Говоря, он подошел к двери, убеждаясь, что дочь не подслушивает. Прикрыл поплотней и все-таки убавил в голосе:

– Партийность – та же условность. Знак лояльности. Как собачья метка на снегу, – свой-чужой. Если б вся твоя мечтательность на колбах да на – что у тебя там? Планетарный обмолоточный барабан? замыкалась, как у отца твоего, – это одно. Но ты-то не того хочешь. Ты себя через науку возвысить жаждешь. Так или нет?!

– Так! – через силу подтвердил Иван. Хоть и неприятно услышанное и по-прежнему раздражала перспектива застрять в провинции, но при всей заносчивости он умел слушать, а потому понимал: то, что втолковывают сейчас ему, и есть истина. И если бы не имел он такого дядьки, то сам бы пришел к ней, но – позже: набив бока и, быть может, безнадежно искромсав собственную будущность.

– Так, дядя Петь!

Взгляд Петра Ивановича оттаял.

– Вот и славно. Тогда начинай завоевывать провинцию, – дядя Петя хмыкнул, собираясь сказать колкость.

– Об одном прошу: держи свое «я» безразмерное в руках. Чтоб другие раньше времени не разглядели, какой в тебе динамит запрятан.

– Так шо ж я могу, если выпирает, – в тон ему пробасил Иван. И, понимая, как польстить, добавил, – то ж наше, фамильное. Рази удержишь…

Тут оба: дядька и племянник, – резко обернулись на звук надсадно вздохнувшей двери. В проеме показалось испуганное лицо оступившейся Таечки, – она-таки подслушивала.

– Я, между прочим, на кухне накрыла, – дерзко объявила она. – Пойдемте вместе отметим!

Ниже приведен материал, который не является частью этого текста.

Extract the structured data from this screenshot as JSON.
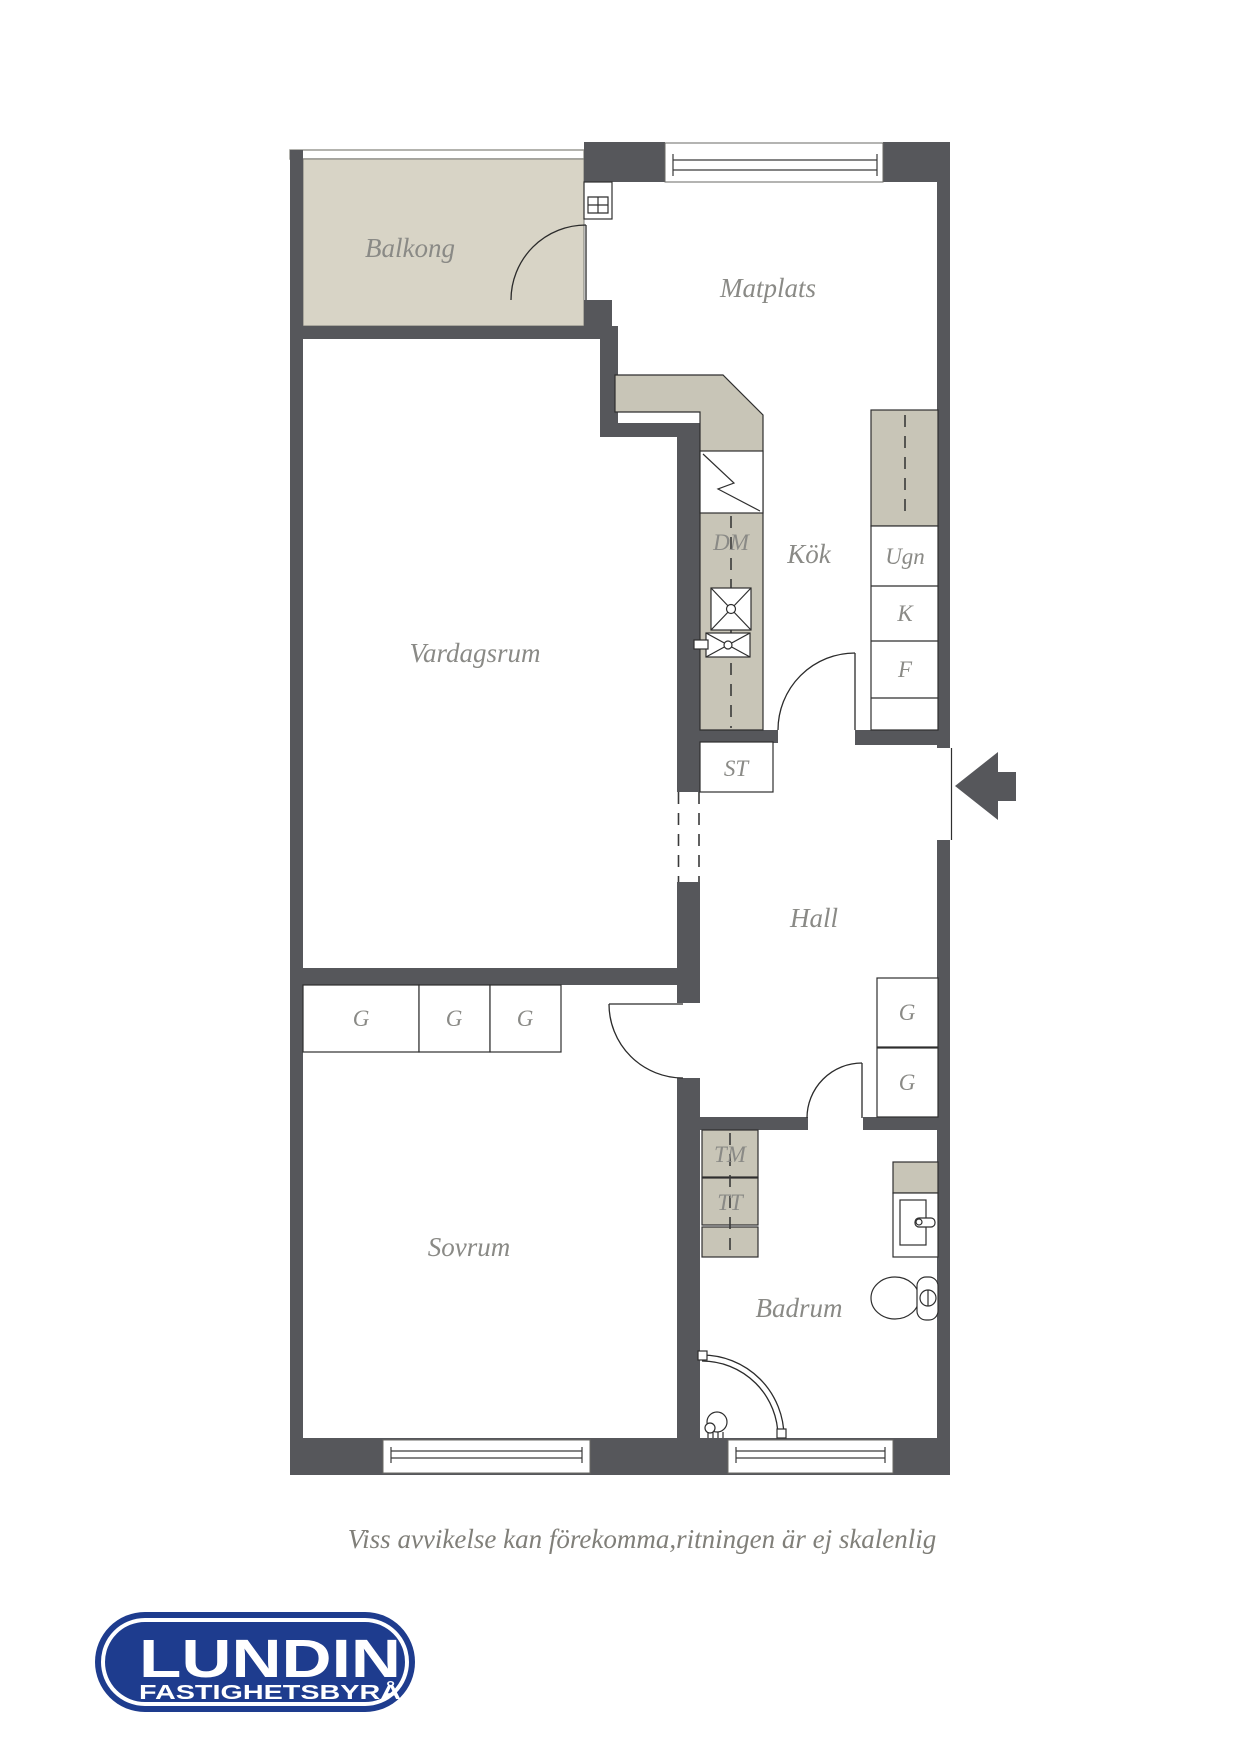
{
  "colors": {
    "wall": "#56575b",
    "balcony": "#d8d4c6",
    "counter": "#c8c5b7",
    "text": "#8a8a86",
    "logo_blue": "#1e3c8e"
  },
  "rooms": {
    "balcony": "Balkong",
    "dining": "Matplats",
    "kitchen": "Kök",
    "living": "Vardagsrum",
    "hall": "Hall",
    "bedroom": "Sovrum",
    "bathroom": "Badrum"
  },
  "labels": {
    "dishwasher": "DM",
    "oven": "Ugn",
    "fridge": "K",
    "freezer": "F",
    "cleaning_closet": "ST",
    "washing_machine": "TM",
    "dryer": "TT",
    "wardrobe": "G"
  },
  "disclaimer": "Viss avvikelse kan förekomma,ritningen är ej skalenlig",
  "logo": {
    "name": "LUNDIN",
    "tagline": "FASTIGHETSBYRÅ"
  }
}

И, подбавив в голос сиропу, на что всегда поддавался отец, прибавила:

– Все равно ведь не спится.

Бильярдное сукно как предмет земельного права

После возвращения из колхоза Антон Негрустуев ушел из материнского дома. По случаю юбилея химической промышленности мать, выросшую до председателя обкома профсоюзов химиков, наградили орденом. Возгордившаяся Александра Яковлевна, вернувшись с торжественного мероприятия слегка под шафе, принялась вразумлять сына, тот огрызнулся. Слово за слово, оба, как у них водилось, распалились. Александра Яковлевна в сердцах обозвала сына захребетником. Едва выговорив, спохватилась, попыталась обернуть в шутку. Но самолюбивый Антон на примирение не пошел, тем более что это была правда – жил-то на материнские деньги. На другое утро собрал вещи и к матери с того дня ходил исключительно в гости по выходным.

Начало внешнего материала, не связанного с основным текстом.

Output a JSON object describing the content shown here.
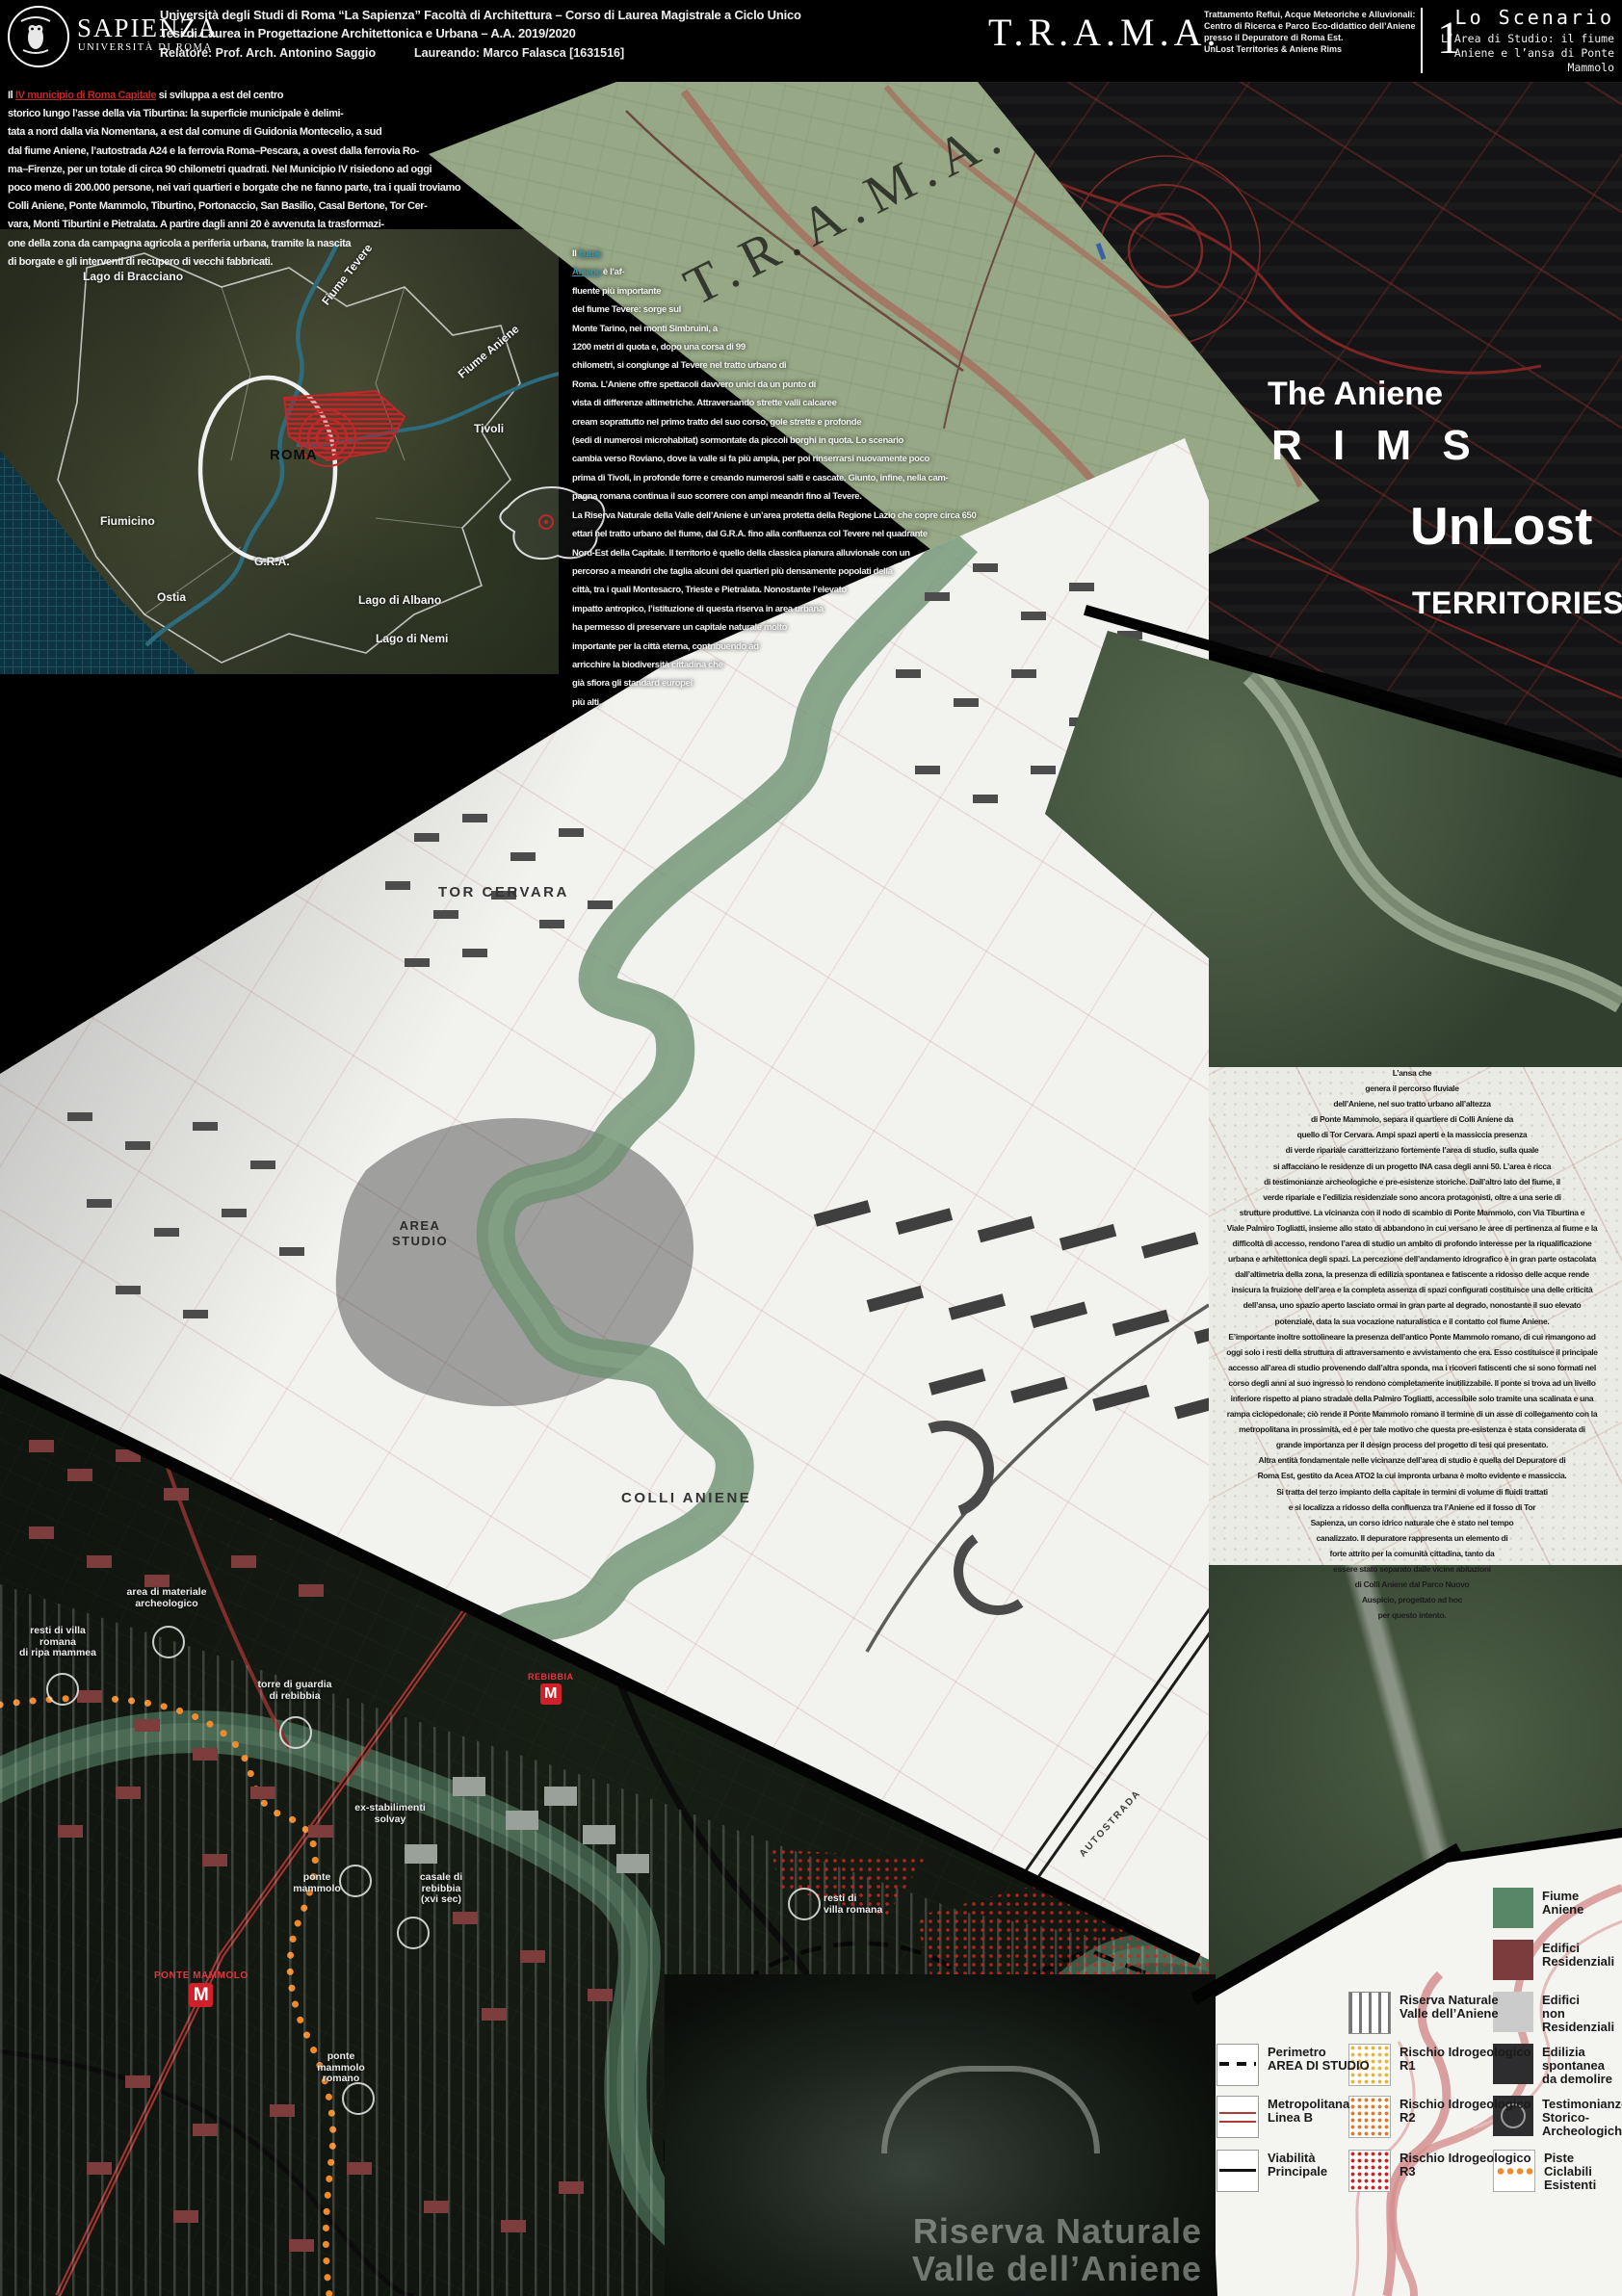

Александра Яковлевна несколько раз попыталась вернуть Антона домой. Но в конце концов отстала, оценив демарш любимого, но непутевого сына с неожиданной в ней философичностью:

– Перебесится дурак, вернется. Все вы мизерабли да нигилисты, пока мать не понадобится.

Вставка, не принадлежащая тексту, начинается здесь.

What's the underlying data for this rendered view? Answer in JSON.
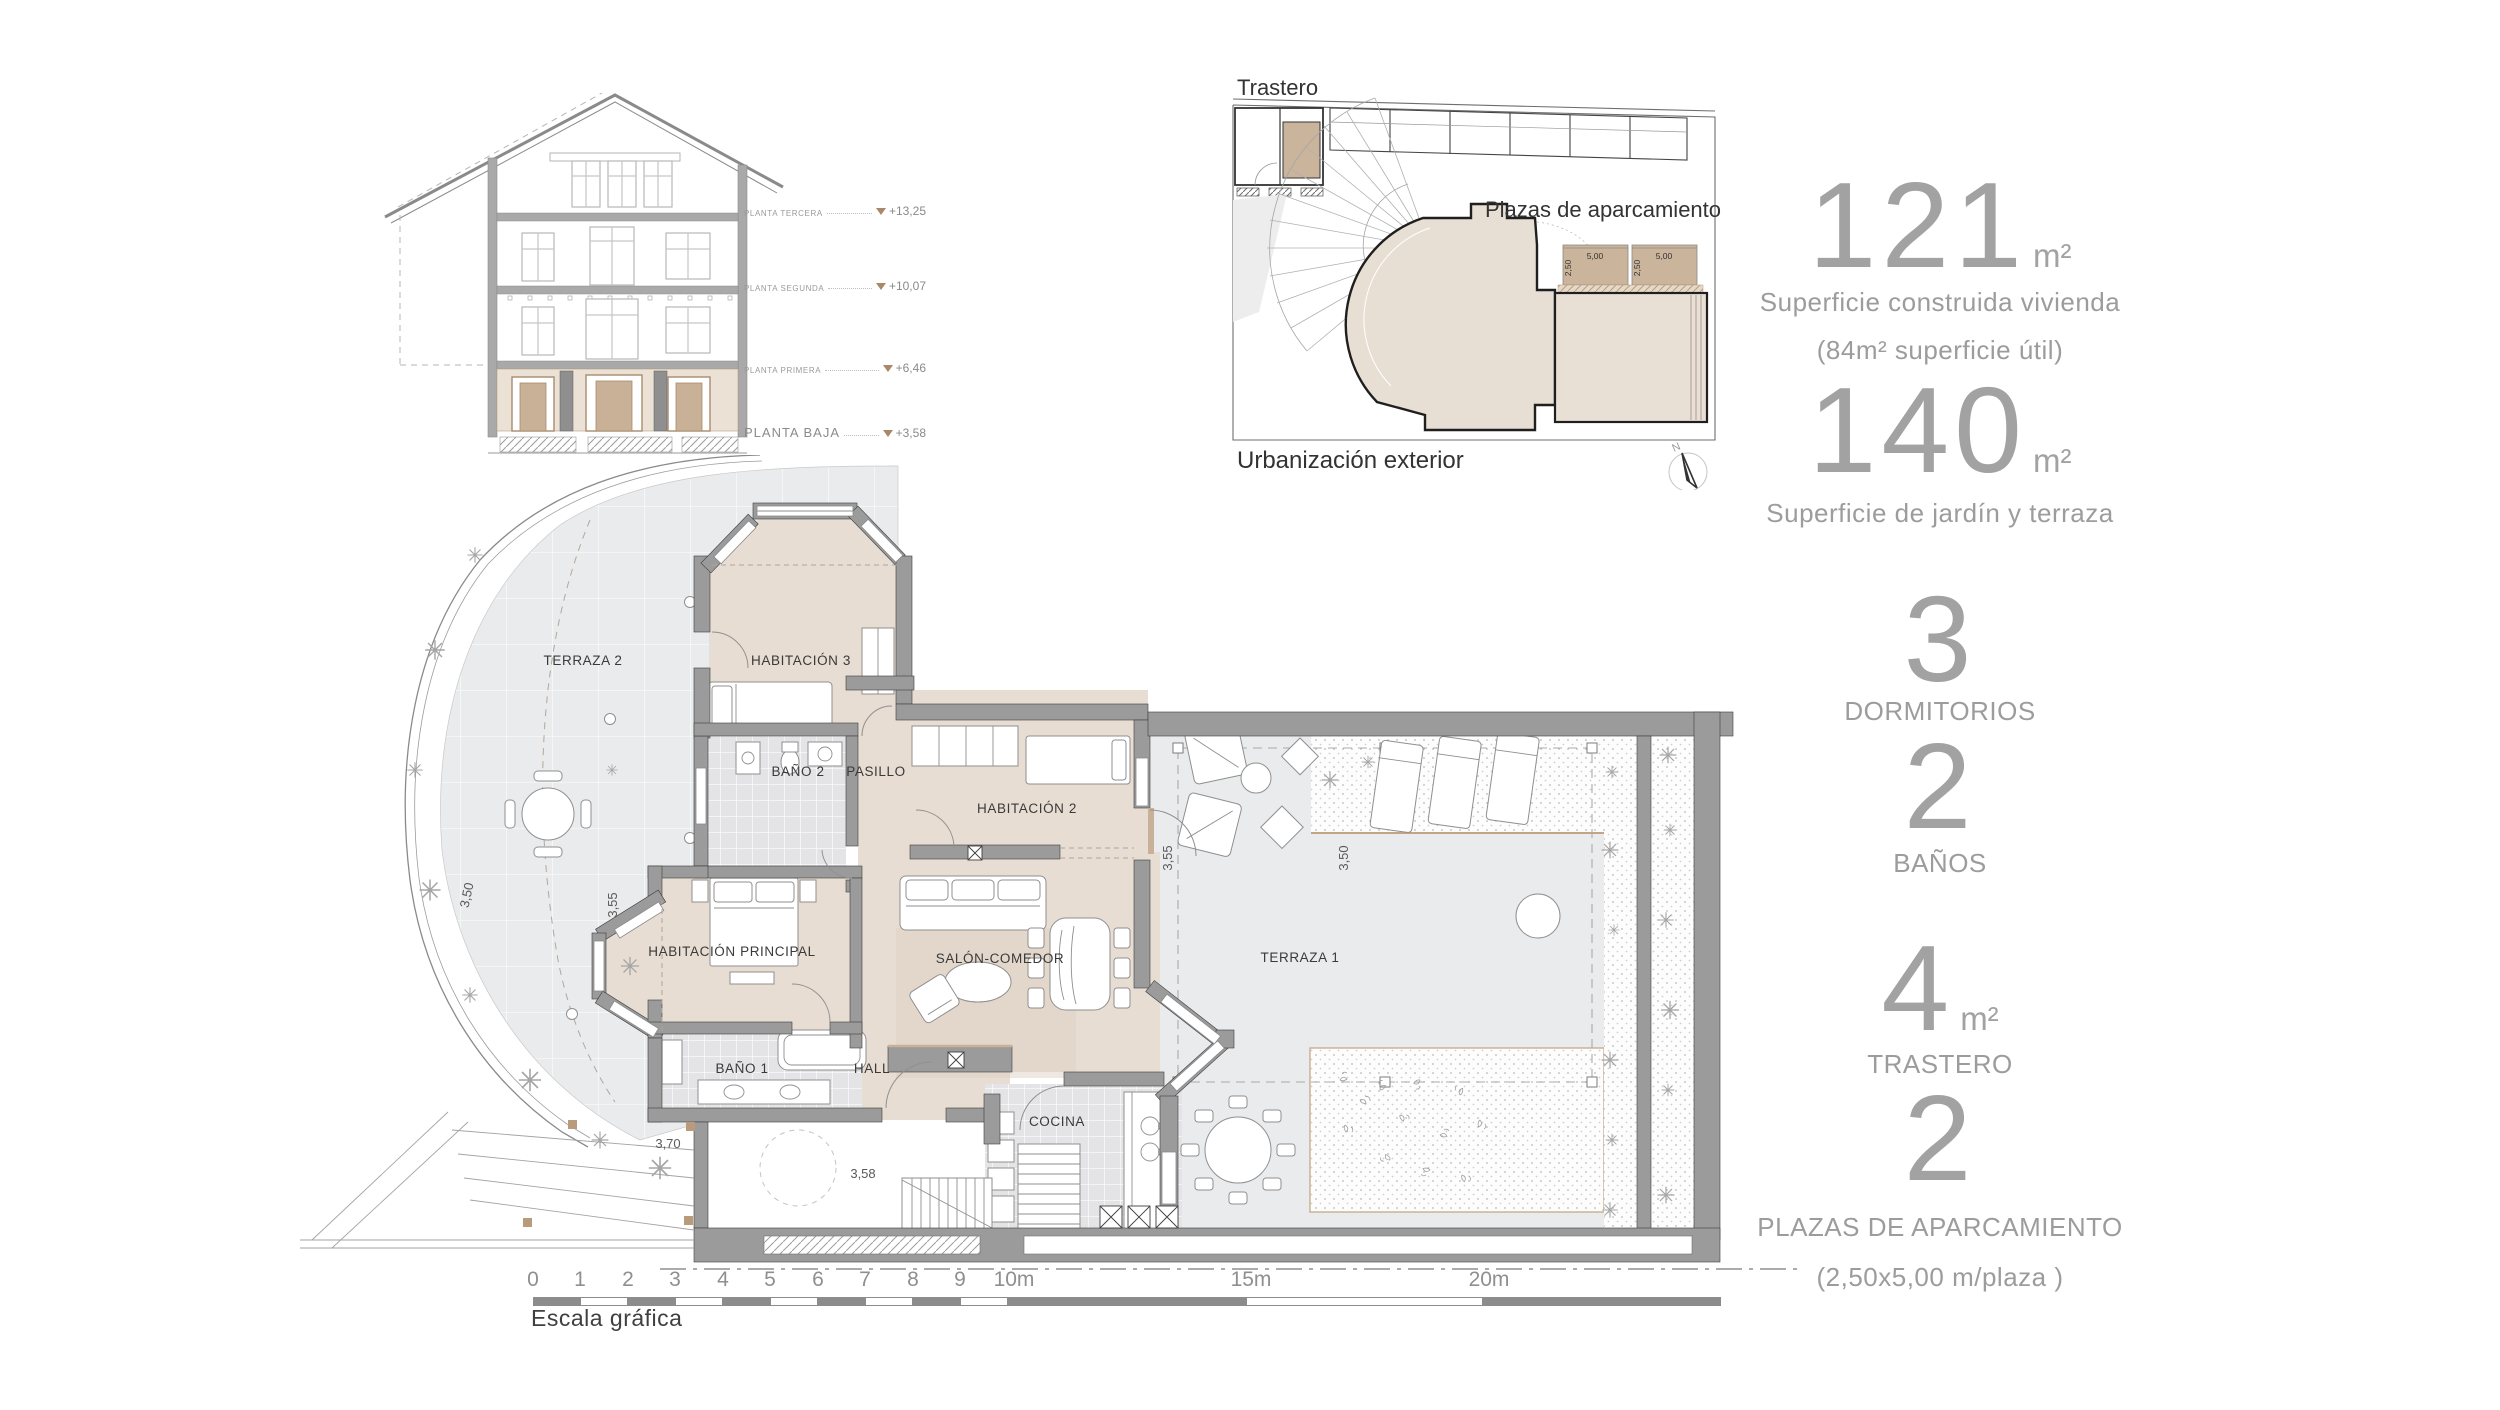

Быть может, это больше всего и уязвляло самого Антона, – окружающие именно так и воспринимали его метания: чего не повыпендриваться, если за спиной железный тыл.

Истинный философ не ищет удобств. Диоген жил в бочке. Антон Негрустуев, уйдя от матери, обосновался в подвальчике у некой тети Паши, сдавшей ему угол – проходную комнатку у входной двери. Обстановка в комнатенке была самая незатейливая. Могучая, занимавшая половину пространства чугунная кровать да заваленный книгами хлипкий письменный стол, из-под которого выглядывала пара табуреток. К стене у печки был примастырен рукомойник с подставленным помойным ведром. Другой мебели в комнате не имелось.

Впрочем особенных неудобств Антон не испытывал. Сухонькая, прихрамывающая хозяйка сновала по дому бесшумно, словно подбитая, но шустрая птичка, Антона не отвлекая. Правда, к курчавому, с персиковыми щеками постояльцу зачастили гостьи. Но и тут все решалось полюбовно – к обоюдному удовольствию, Антон подносил старушке бутылочку красного. Тетя Паша принималась кокетливо отказываться, но крылья сизого ее носа предательски подрагивали. Наконец, с ужимками прихватив поднесенное, уходила к себе и больше в этот день своим присутствием не докучала.